In 2016, the same law firm started twelve different lawsuits against twelve different universities alleging violations of federal retirement law. Schlichter, Bogard, and Denton is often credited with starting the trend of filing lawsuits over excessive fees charged to retirement plans and has apparently moved on to 403(b) plans offered by nonprofit organizations. The university lawsuits alleged similar violations of the Employee Retirement Income Security Act (“ERISA”), claiming that the universities violated their obligation to their employees by failing to take steps to keep fees low while maximizing returns. The trouble for these organizations is that 403(b) plans and 401(k) plans have the same obligations under ERISA. The naming distinction comes from how such plans are treated under the tax code.
As is common, the universities responded to the lawsuits with Motions to Dismiss, aiming to have the cases thrown out for a variety of alleged deficiencies. Courts have started to rule on those motions to dismiss, and those rulings have significant implications not just for those cases moving forward but for how all retirement plan administrators should manage their assets and protect themselves from future litigation.
One of the first rulings came out of Georgia in a lawsuit filed against Emory University. The Court in that case dismissed the allegation that the plan breached its fiduciary duty by offering too many investment options. However, the Court generally allowed the plaintiffs to proceed on their other claims alleging that Emory University had failed to take prudent action to control fees charged to plan participants, finding that their allegations, if proven true, would entitle the plaintiffs to relief.
Other courts have for now offered similar rulings. The judge overseeing the lawsuit against MIT similarly dismissed the claim based on offering too many investment options for failure to state a claim. The Courts overseeing the lawsuit against MIT and NYU have each dismissed claims based on violations of the duty of loyalty. However, most courts that have ruled have allowed the plaintiffs to proceed regarding allegations related to excessive fees. Rulings regarding violations of the duty to monitor have depended on the facts involved with regard to different universities. MIT won dismissal of parts of the duty to monitor claim by showing they had regularly culled low performing funds from their investment portfolio.
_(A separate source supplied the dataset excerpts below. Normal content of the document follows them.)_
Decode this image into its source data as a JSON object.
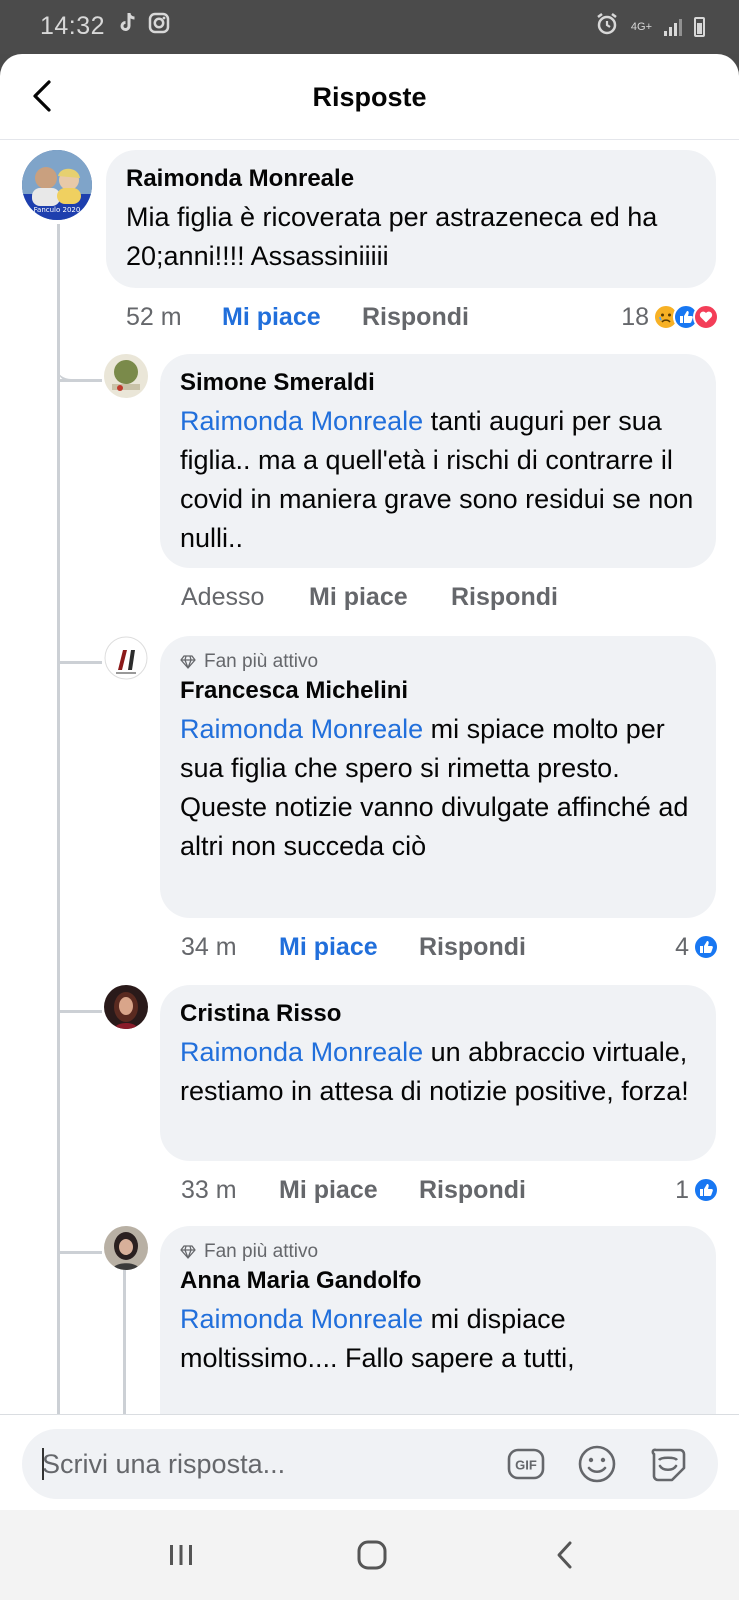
{
  "status_bar": {
    "time": "14:32",
    "left_icons": [
      "tiktok-icon",
      "instagram-icon"
    ],
    "network_label": "4G+",
    "right_icons": [
      "alarm-icon",
      "signal-icon",
      "battery-icon"
    ]
  },
  "header": {
    "title": "Risposte",
    "back_icon": "chevron-left-icon"
  },
  "comments": [
    {
      "author": "Raimonda Monreale",
      "avatar_caption": "Fanculo 2020",
      "mention": "",
      "text": "Mia figlia è ricoverata per astrazeneca ed ha 20;anni!!!! Assassiniiiii",
      "time": "52 m",
      "like_label": "Mi piace",
      "reply_label": "Rispondi",
      "liked": true,
      "reaction_count": "18",
      "reaction_icons": [
        "sad-reaction-icon",
        "like-reaction-icon",
        "love-reaction-icon"
      ]
    },
    {
      "author": "Simone Smeraldi",
      "mention": "Raimonda Monreale",
      "text": " tanti auguri per sua figlia.. ma a quell'età i rischi di contrarre il covid in maniera grave sono residui se non nulli..",
      "time": "Adesso",
      "like_label": "Mi piace",
      "reply_label": "Rispondi",
      "liked": false,
      "reaction_count": "",
      "reaction_icons": []
    },
    {
      "author": "Francesca Michelini",
      "badge": "Fan più attivo",
      "mention": "Raimonda Monreale",
      "text": " mi spiace molto per sua figlia che spero si rimetta presto. Queste notizie vanno divulgate affinché ad altri non succeda ciò",
      "time": "34 m",
      "like_label": "Mi piace",
      "reply_label": "Rispondi",
      "liked": true,
      "reaction_count": "4",
      "reaction_icons": [
        "like-reaction-icon"
      ]
    },
    {
      "author": "Cristina Risso",
      "mention": "Raimonda Monreale",
      "text": " un abbraccio virtuale, restiamo in attesa di notizie positive, forza!",
      "time": "33 m",
      "like_label": "Mi piace",
      "reply_label": "Rispondi",
      "liked": false,
      "reaction_count": "1",
      "reaction_icons": [
        "like-reaction-icon"
      ]
    },
    {
      "author": "Anna Maria Gandolfo",
      "badge": "Fan più attivo",
      "mention": "Raimonda Monreale",
      "text": " mi dispiace moltissimo.... Fallo sapere a tutti,",
      "time": "",
      "like_label": "",
      "reply_label": "",
      "liked": false,
      "reaction_count": "",
      "reaction_icons": []
    }
  ],
  "composer": {
    "placeholder": "Scrivi una risposta...",
    "value": "",
    "icons": [
      "gif-icon",
      "emoji-icon",
      "sticker-icon"
    ],
    "gif_label": "GIF"
  },
  "navbar": {
    "icons": [
      "recent-apps-icon",
      "home-icon",
      "back-icon"
    ]
  },
  "colors": {
    "accent": "#216fdb",
    "like_blue": "#1877f2",
    "bubble": "#f0f2f5",
    "secondary_text": "#65676b"
  }
}
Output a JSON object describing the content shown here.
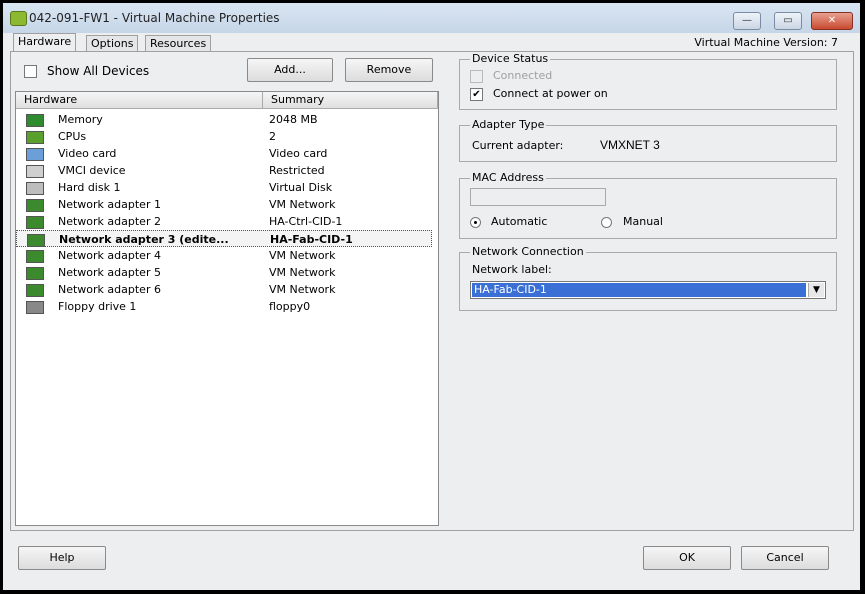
{
  "window": {
    "title": "042-091-FW1 - Virtual Machine Properties",
    "minimize": "—",
    "maximize": "▭",
    "close": "✕"
  },
  "tabs": [
    {
      "label": "Hardware"
    },
    {
      "label": "Options"
    },
    {
      "label": "Resources"
    }
  ],
  "vm_version": "Virtual Machine Version: 7",
  "show_all_devices": {
    "label": "Show All Devices",
    "checked": false
  },
  "add_label": "Add...",
  "remove_label": "Remove",
  "list": {
    "columns": [
      "Hardware",
      "Summary"
    ],
    "rows": [
      {
        "name": "Memory",
        "summary": "2048 MB",
        "icon": "memory-icon"
      },
      {
        "name": "CPUs",
        "summary": "2",
        "icon": "cpu-icon"
      },
      {
        "name": "Video card",
        "summary": "Video card",
        "icon": "monitor-icon"
      },
      {
        "name": "VMCI device",
        "summary": "Restricted",
        "icon": "vmci-icon"
      },
      {
        "name": "Hard disk 1",
        "summary": "Virtual Disk",
        "icon": "disk-icon"
      },
      {
        "name": "Network adapter 1",
        "summary": "VM Network",
        "icon": "nic-icon"
      },
      {
        "name": "Network adapter 2",
        "summary": "HA-Ctrl-CID-1",
        "icon": "nic-icon"
      },
      {
        "name": "Network adapter 3 (edite...",
        "summary": "HA-Fab-CID-1",
        "icon": "nic-icon",
        "selected": true
      },
      {
        "name": "Network adapter 4",
        "summary": "VM Network",
        "icon": "nic-icon"
      },
      {
        "name": "Network adapter 5",
        "summary": "VM Network",
        "icon": "nic-icon"
      },
      {
        "name": "Network adapter 6",
        "summary": "VM Network",
        "icon": "nic-icon"
      },
      {
        "name": "Floppy drive 1",
        "summary": "floppy0",
        "icon": "floppy-icon"
      }
    ]
  },
  "device_status": {
    "title": "Device Status",
    "connected": "Connected",
    "connect_power_on": "Connect at power on",
    "power_on_checked": true
  },
  "adapter_type": {
    "title": "Adapter Type",
    "label": "Current adapter:",
    "value": "VMXNET 3"
  },
  "mac": {
    "title": "MAC Address",
    "value": "",
    "automatic": "Automatic",
    "manual": "Manual",
    "selected": "Automatic"
  },
  "network": {
    "title": "Network Connection",
    "label": "Network label:",
    "value": "HA-Fab-CID-1"
  },
  "footer": {
    "help": "Help",
    "ok": "OK",
    "cancel": "Cancel"
  }
}
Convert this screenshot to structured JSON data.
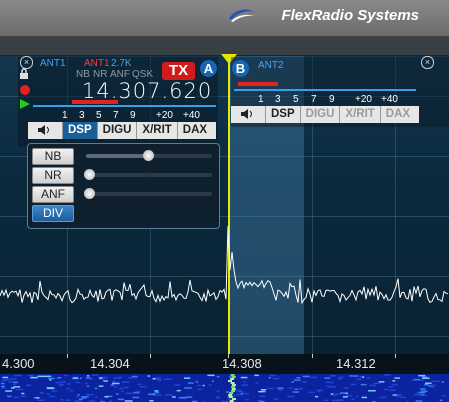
{
  "brand": {
    "name": "FlexRadio Systems"
  },
  "slice_a": {
    "rx_ant": "ANT1",
    "tx_ant": "ANT1",
    "filter_width": "2.7K",
    "dsp_flags": [
      "NB",
      "NR",
      "ANF",
      "QSK"
    ],
    "frequency": "14.307.620",
    "tx_badge": "TX",
    "letter": "A",
    "s_meter_scale": [
      "1",
      "3",
      "5",
      "7",
      "9",
      "+20",
      "+40"
    ],
    "tabs": [
      "DSP",
      "DIGU",
      "X/RIT",
      "DAX"
    ],
    "active_tab": "DSP"
  },
  "slice_b": {
    "letter": "B",
    "rx_ant": "ANT2",
    "s_meter_scale": [
      "1",
      "3",
      "5",
      "7",
      "9",
      "+20",
      "+40"
    ],
    "tabs": [
      "DSP",
      "DIGU",
      "X/RIT",
      "DAX"
    ]
  },
  "dsp_panel": {
    "rows": [
      {
        "label": "NB",
        "level": 0.5,
        "active": false
      },
      {
        "label": "NR",
        "level": 0.0,
        "active": false
      },
      {
        "label": "ANF",
        "level": 0.0,
        "active": false
      },
      {
        "label": "DIV",
        "active": true
      }
    ]
  },
  "freq_axis": {
    "labels": [
      "4.300",
      "14.304",
      "14.308",
      "14.312"
    ]
  },
  "colors": {
    "accent_blue": "#1a5f97",
    "tx_red": "#d21b1b",
    "cursor_yellow": "#e6e600",
    "waterfall_blue": "#0c23a0"
  }
}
Even where these universities have won partial victories early in these cases, they remain on the hook for potentially massive judgments due to an alleged failure to minimize fees and expenses. Kevin Forbes, Vice President at ECBM warns that, "This should serve as a lesson to all plan administrators to regularly monitor their plan options to ensure they are providing prudent and reasonable options for investment based on both fees and returns."